I'm new - NAS + Windows in same tower

BorreroMD

Cadet
Joined
Dec 27, 2022
Messages
1
Hi. I am 100% new to servers in general. I just need some direction with a few things

My parents and I share a photography hobby and we've like 20 Tb in photos overall. So far, we all have been keeping our photos in external HDDs but A) it's impractical, especially when we need to share files (mostly because my dad is aging and he just can't use google Drive) and B) we've already experienced the pain of losing a disk with lots of photos before. So i want to build a NAS for us 3.

However, i am also planning on building a PC for them (using some components i already had from my recently upgraded gaming PC)for photo editing (they've been using their laptops but those are quite old and slow and it's really annoying to have to service them like every 3 months because "it's getting too slow").

So what i was thinking in maybe housing the NAS and a regular windows 10 PC in the same tower, to reduce some expenses and (very importantly) save some space (they are moving to a country house... More like a cabin, and it's really small).

I have a bunch of SSDs I'm not using now and i already have basically everything for the windows machine (listed bellow) and would only need to buy the HDDs for mass storage... And maybe a NIC.

Hardware:
AMD Ryzen 5600g
B450 AORUS pro wifi mobo
A nice BeQuiet!

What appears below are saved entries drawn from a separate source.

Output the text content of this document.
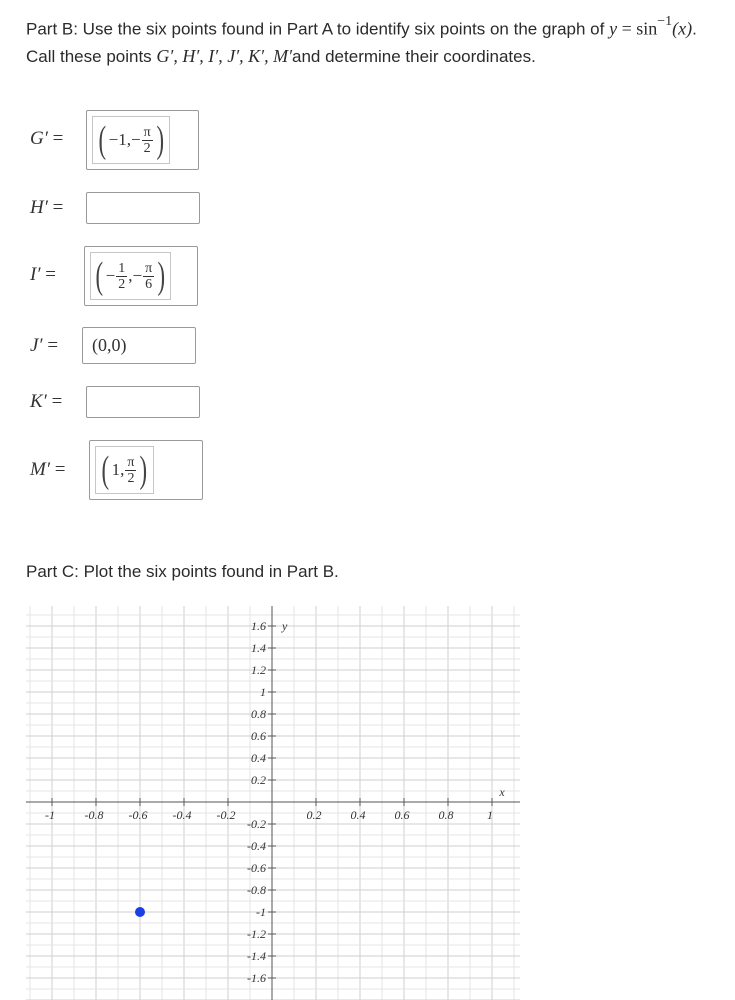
Part B: Use the six points found in Part A to identify six points on the graph of $y = \sin^{-1}(x)$. Call these points G′, H′, I′, J′, K′, M′and determine their coordinates.
G′ = ( $-1,- \frac{\pi}{2}$ )
H′ =
I′ =	( − $\frac{1}{2}$ ,− $\frac{\pi}{6}$ )
J′ =	(0,0)
K′ =
M′ = ( 1, $\frac{\pi}{2}$ )
Part C: Plot the six points found in Part B.
-1 -0.8 -0.6 -0.4 -0.2	0.2 0.4 0.6 0.8	1
1.6
1.4
1.2
1
0.8
0.6
0.4
0.2
-0.2
-0.4
-0.6
-0.8
-1
-1.2
-1.4
-1.6
x
y
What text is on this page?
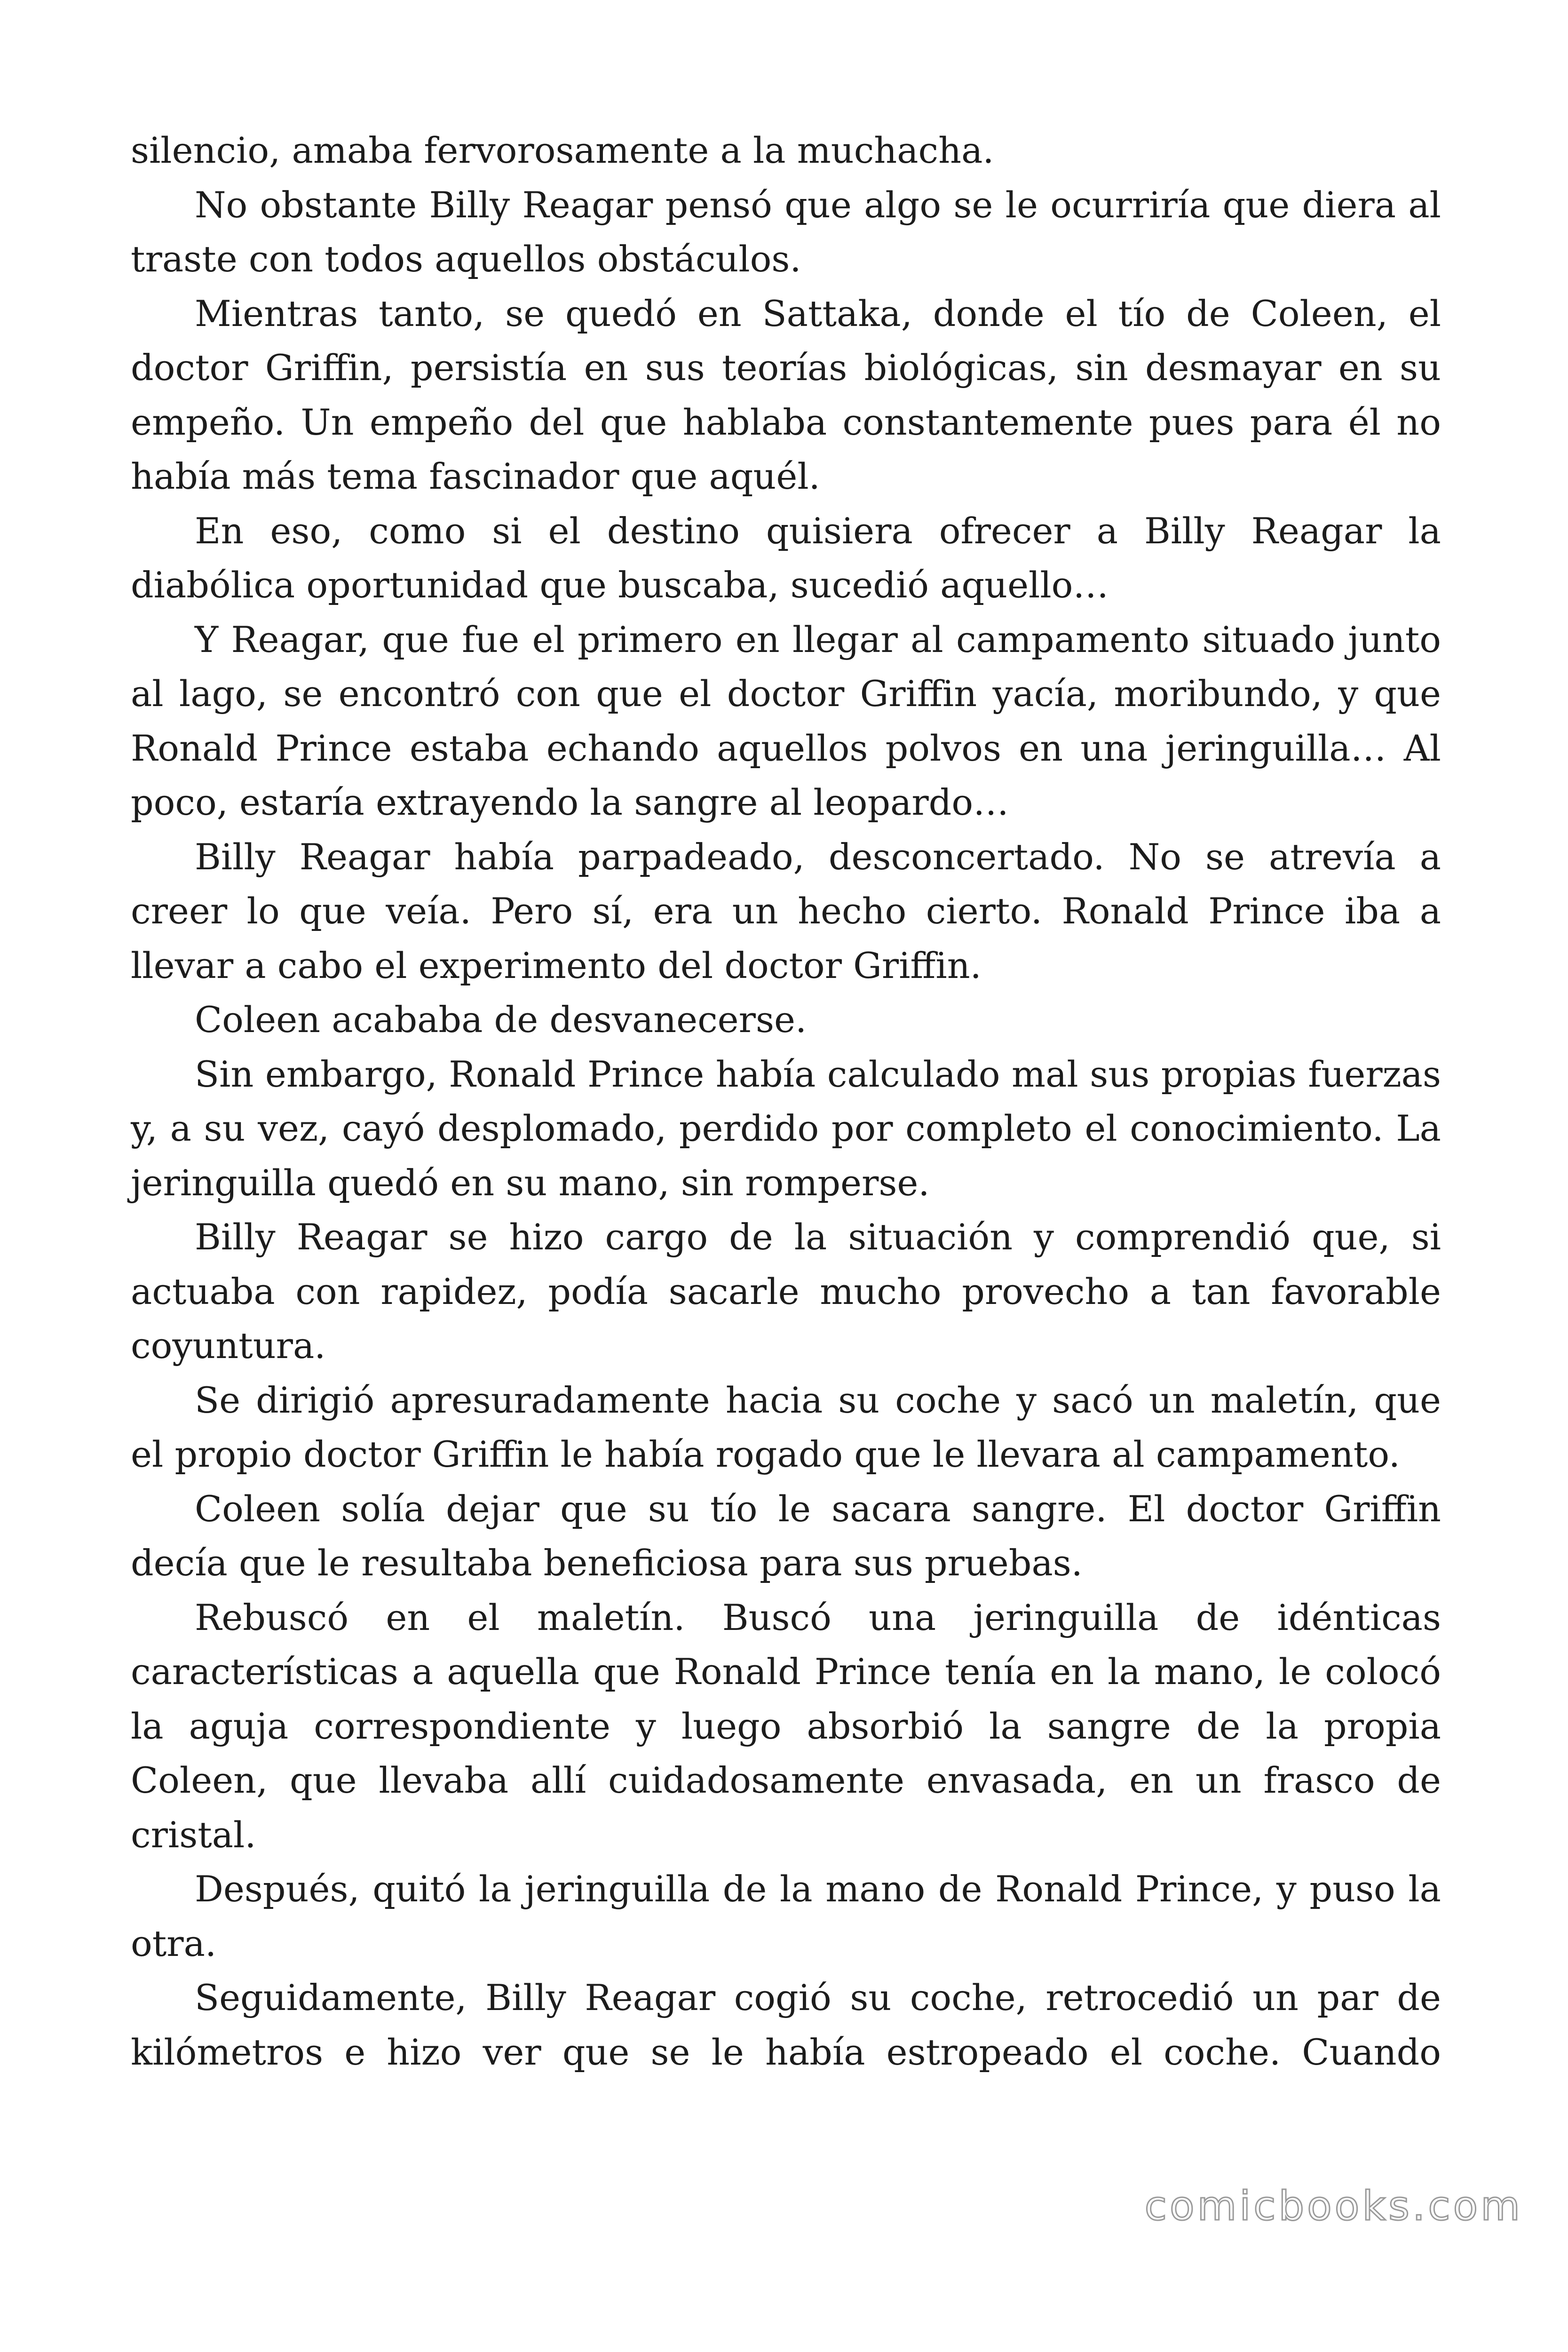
silencio, amaba fervorosamente a la muchacha.

No obstante Billy Reagar pensó que algo se le ocurriría que diera al traste con todos aquellos obstáculos.

Mientras tanto, se quedó en Sattaka, donde el tío de Coleen, el doctor Griffin, persistía en sus teorías biológicas, sin desmayar en su empeño. Un empeño del que hablaba constantemente pues para él no había más tema fascinador que aquél.

En eso, como si el destino quisiera ofrecer a Billy Reagar la diabólica oportunidad que buscaba, sucedió aquello…

Y Reagar, que fue el primero en llegar al campamento situado junto al lago, se encontró con que el doctor Griffin yacía, moribundo, y que Ronald Prince estaba echando aquellos polvos en una jeringuilla… Al poco, estaría extrayendo la sangre al leopardo…

Billy Reagar había parpadeado, desconcertado. No se atrevía a creer lo que veía. Pero sí, era un hecho cierto. Ronald Prince iba a llevar a cabo el experimento del doctor Griffin.

Coleen acababa de desvanecerse.

Sin embargo, Ronald Prince había calculado mal sus propias fuerzas y, a su vez, cayó desplomado, perdido por completo el conocimiento. La jeringuilla quedó en su mano, sin romperse.

Billy Reagar se hizo cargo de la situación y comprendió que, si actuaba con rapidez, podía sacarle mucho provecho a tan favorable coyuntura.

Se dirigió apresuradamente hacia su coche y sacó un maletín, que el propio doctor Griffin le había rogado que le llevara al campamento.

Coleen solía dejar que su tío le sacara sangre. El doctor Griffin decía que le resultaba beneficiosa para sus pruebas.

Rebuscó en el maletín. Buscó una jeringuilla de idénticas características a aquella que Ronald Prince tenía en la mano, le colocó la aguja correspondiente y luego absorbió la sangre de la propia Coleen, que llevaba allí cuidadosamente envasada, en un frasco de cristal.

Después, quitó la jeringuilla de la mano de Ronald Prince, y puso la otra.

Seguidamente, Billy Reagar cogió su coche, retrocedió un par de kilómetros e hizo ver que se le había estropeado el coche. Cuando

comicbooks.com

Dark rock tf cooler
3 x sata SSD (120, 250 and 256 Gb; different brands and specs... All are DRAM-less)
16 Gb (2X8) DDR4 3200 mhz non-ecc RAM
550w PSU from EVGA (80+ white)
Case: phanteks p400s
Peripherals...
Will be buying: 2 or 3 x HDD 4 tb each

With this stuff as context:
1) is it possible?
2) can i install freeNAS in one of those SSDs and Windows in another SSD?
3) is it really a bad idea (I've read some older posts basically saying this but... Still i want to get my own answers haha)

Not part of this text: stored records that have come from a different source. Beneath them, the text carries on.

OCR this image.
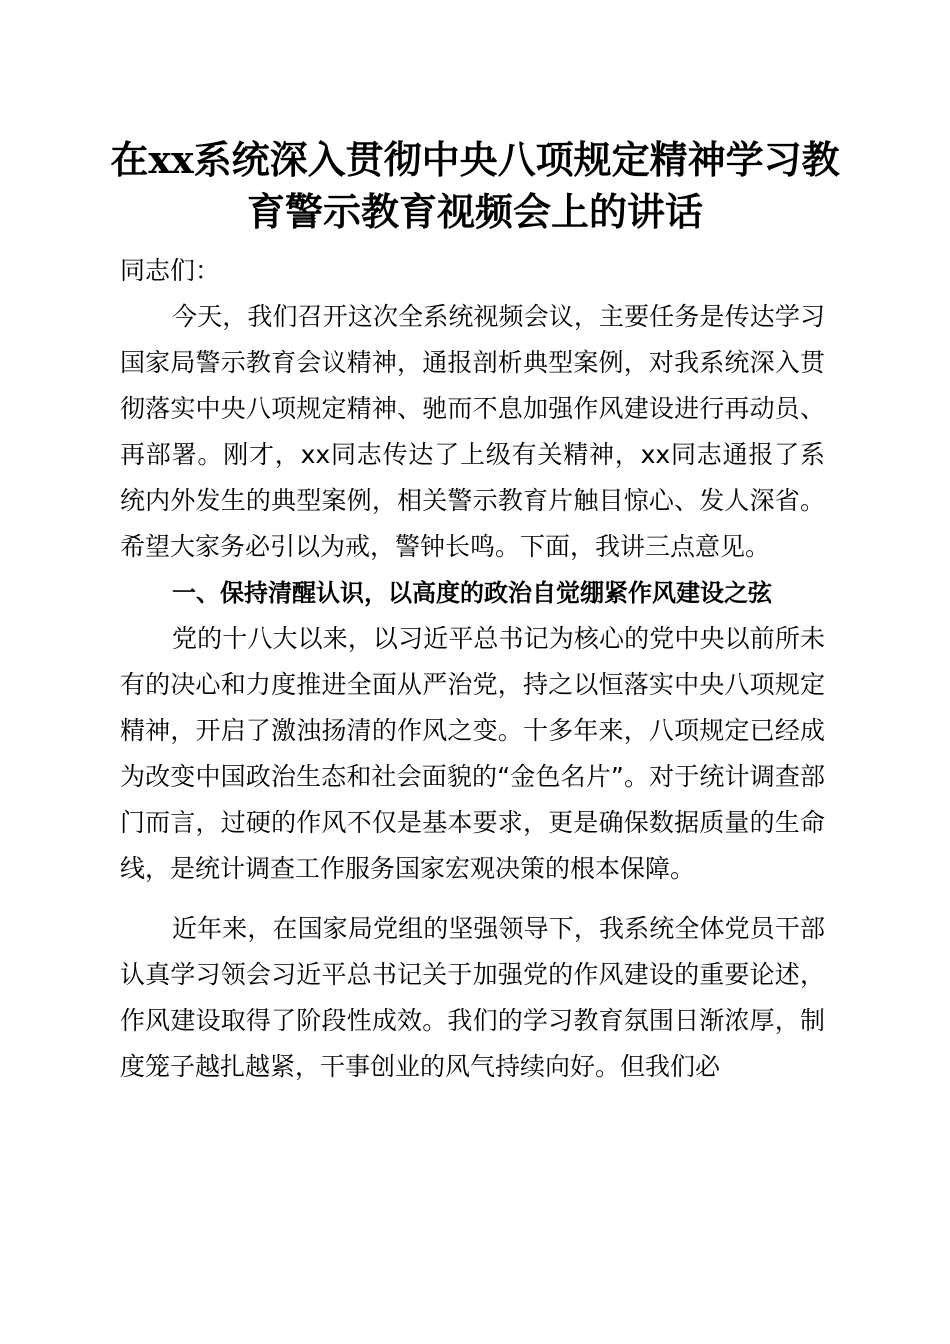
在xx系统深入贯彻中央八项规定精神学习教
育警示教育视频会上的讲话

同志们：

今天，我们召开这次全系统视频会议，主要任务是传达学习国家局警示教育会议精神，通报剖析典型案例，对我系统深入贯彻落实中央八项规定精神、驰而不息加强作风建设进行再动员、再部署。刚才，xx同志传达了上级有关精神，xx同志通报了系统内外发生的典型案例，相关警示教育片触目惊心、发人深省。希望大家务必引以为戒，警钟长鸣。下面，我讲三点意见。

一、保持清醒认识，以高度的政治自觉绷紧作风建设之弦

党的十八大以来，以习近平总书记为核心的党中央以前所未有的决心和力度推进全面从严治党，持之以恒落实中央八项规定精神，开启了激浊扬清的作风之变。十多年来，八项规定已经成为改变中国政治生态和社会面貌的“金色名片”。对于统计调查部门而言，过硬的作风不仅是基本要求，更是确保数据质量的生命线，是统计调查工作服务国家宏观决策的根本保障。

近年来，在国家局党组的坚强领导下，我系统全体党员干部认真学习领会习近平总书记关于加强党的作风建设的重要论述，作风建设取得了阶段性成效。我们的学习教育氛围日渐浓厚，制度笼子越扎越紧，干事创业的风气持续向好。但我们必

So... You surely have already notice with those questions how ignorant i am about this stuff, but we all start from 0 i guess.
 

danb35

Hall of Famer
Joined
Aug 16, 2011
Messages
15,504
You can't run two different operating systems on the same computer at the same time without engaging in some trickery. Really, the options would be:
  • Somehow install two complete computers in the same chassis. Run TrueNAS (FreeNAS was replaced by TrueNAS a couple of years back) on one, Windows on the other
    • I don't expect this is possible, or at least practical, with "normal" computer gear, but it's not too unusual when it comes to server equipment--my Dell PowerEdge C6220, for example, puts four independent computers into a single 2U rack chassis.
    • While this is physically tricky (perhaps impossible?), if you can make it work physically, it's going to be the simplest in terms of software/configuration.
  • Dual-boot--have both OSs installed, and choose which one to run at boot
    • With this method, you'd be running either TrueNAS or Windows, but not both at the same time
    • TrueNAS doesn't support this, but you could probably figure out a way to use a USB stick as a boot device, just to the point of giving you a menu to choose the OS.
      • or, as a real kludge, just swap SATA cables--plug in the TrueNAS SSD when you want to boot that, or the Windows SSD when you want to boot Windows
  • Run Windows as a virtual machine under TrueNAS
    • You'd want to use TrueNAS SCALE for this, as its virtualization support is more complete. You could, I understand, even pass through a GPU to the Windows VM, which would let you use the keyboard/mouse/monitor at the local machine as though it were running Windows natively.
All of these involve some complication, and all of them suffer from the fact that your hardware just isn't suitable to run TrueNAS on in the first place. It will likely "work", for certain values of "work", but it's unlikely to provide the reliable data storage you're looking for.

The "best"--in terms of simplicity, and in terms of safety for your data--is to go ahead and build a Windows machine with the gamer gear you're listing, and buy or build a separate compact server for TrueNAS. The current best budget option for the latter, IMO, would be the HPE MicroServer Gen8, available used on eBay for under US$400. It's compact and quiet, has decent onboard NICs (not Realtek garbage), supports ECC, remote management, and all the other server-y goodness we like to see, and has bays for four storage drives. Stick it in a closet somewhere and it's good to go.
 

ChrisRJ

Wizard
Joined
Oct 23, 2020
Messages
1,919
What is your motivation to use TrueNAS and not either something like Synology, or another open source solution? I am asking because understanding this will be critical to steering you into the right direction.